Benefits: The major benefits of managing lost work time due to absences are reduction in lost production and income and improvement in employee morale.
EAP (Employee Assistance Plan): Many companies are offering employees access to EAPs, who help with a variety of work and home situations. In relation to this particular blog, EAP organizations can give employees ways to improve their attendance. JADCO recently hired Lytle EAP from Pittsburgh, PA to assist employees and their dependents. The benefits of these programs are guaranteed to outweigh the cost by a landslide!
Calculating Absenteeism Rates and Average Associated
How do you calculate the absenteeism rate?
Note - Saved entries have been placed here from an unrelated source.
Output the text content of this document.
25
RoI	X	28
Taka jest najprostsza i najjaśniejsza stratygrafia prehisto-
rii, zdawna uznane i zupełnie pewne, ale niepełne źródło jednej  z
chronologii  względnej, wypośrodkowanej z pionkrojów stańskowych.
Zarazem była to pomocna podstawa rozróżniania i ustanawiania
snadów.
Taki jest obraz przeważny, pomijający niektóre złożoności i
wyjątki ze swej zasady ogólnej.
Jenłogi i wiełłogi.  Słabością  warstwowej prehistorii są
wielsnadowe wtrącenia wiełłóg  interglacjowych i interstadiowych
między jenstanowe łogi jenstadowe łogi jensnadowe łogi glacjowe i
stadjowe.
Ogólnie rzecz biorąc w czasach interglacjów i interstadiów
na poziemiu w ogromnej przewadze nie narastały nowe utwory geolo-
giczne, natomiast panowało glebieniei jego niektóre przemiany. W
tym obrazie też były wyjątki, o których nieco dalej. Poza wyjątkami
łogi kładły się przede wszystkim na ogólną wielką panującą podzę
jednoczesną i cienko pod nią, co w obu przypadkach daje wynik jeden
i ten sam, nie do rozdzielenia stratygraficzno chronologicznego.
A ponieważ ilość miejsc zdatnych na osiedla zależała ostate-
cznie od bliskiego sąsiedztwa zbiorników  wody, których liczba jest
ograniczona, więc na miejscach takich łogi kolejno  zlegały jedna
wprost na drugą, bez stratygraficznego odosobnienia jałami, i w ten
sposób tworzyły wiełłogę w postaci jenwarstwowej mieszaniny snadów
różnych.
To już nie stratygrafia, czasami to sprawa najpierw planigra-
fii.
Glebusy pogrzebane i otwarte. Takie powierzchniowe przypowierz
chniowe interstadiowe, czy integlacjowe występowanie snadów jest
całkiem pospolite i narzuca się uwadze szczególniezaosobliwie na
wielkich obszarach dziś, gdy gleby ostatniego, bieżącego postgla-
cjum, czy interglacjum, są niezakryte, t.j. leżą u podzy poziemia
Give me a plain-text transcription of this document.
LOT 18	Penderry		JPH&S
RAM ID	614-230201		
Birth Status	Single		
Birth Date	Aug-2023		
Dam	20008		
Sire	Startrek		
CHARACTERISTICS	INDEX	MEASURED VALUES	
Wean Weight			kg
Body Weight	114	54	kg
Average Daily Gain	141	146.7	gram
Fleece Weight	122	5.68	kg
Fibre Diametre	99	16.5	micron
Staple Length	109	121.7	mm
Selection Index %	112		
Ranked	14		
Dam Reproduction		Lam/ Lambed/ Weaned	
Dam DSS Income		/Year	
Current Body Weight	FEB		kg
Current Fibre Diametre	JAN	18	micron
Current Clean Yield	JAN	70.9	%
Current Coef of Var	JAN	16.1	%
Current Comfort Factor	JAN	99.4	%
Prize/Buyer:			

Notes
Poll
The example below shows a clip of an Excel spreadsheet with formulas to calculate the rate. You must record the number of lost days due to absence in the given month, the average number of employees in that month, the number of work days, and the spreadsheet does the rest! The Absenteeism Rate is then calculated like this…
How do you calculate the average cost of absenteeism?
According to an October 2008 Mercer survey the estimated cost of employee absences amounts to an average of 36 percent of an organization’s payroll.
The following example for calculating absenteeism cost is provided by SHRM (Society for Human Resource Management)
A company with 1,000 employees paid an average of $50,000 per year would have a payroll cost of $50 million. If the total absence cost mirrors the average of 36 percent identified by Mercer, this company could have a total absence cost as high as $18 million when all types of absences are factored into the calculation:
1,000 employees x $50,000/year pay = $50 million payroll cost
$50 million x 0.36 = $18 million total absence cost
When planned absences for desirable benefits such as vacation time and holidays—which average 27 percent of payroll—are removed from the calculation, this sample company would have a much lower, but still high, total absence cost of $4.5 million.
$50 million x 0.09 = $4.5 million total absence cost
Even a modest reduction in unplanned absenteeism can result in tremendous savings for such a company: A 1 percent reduction in the cost of absence equals nearly half a million dollars.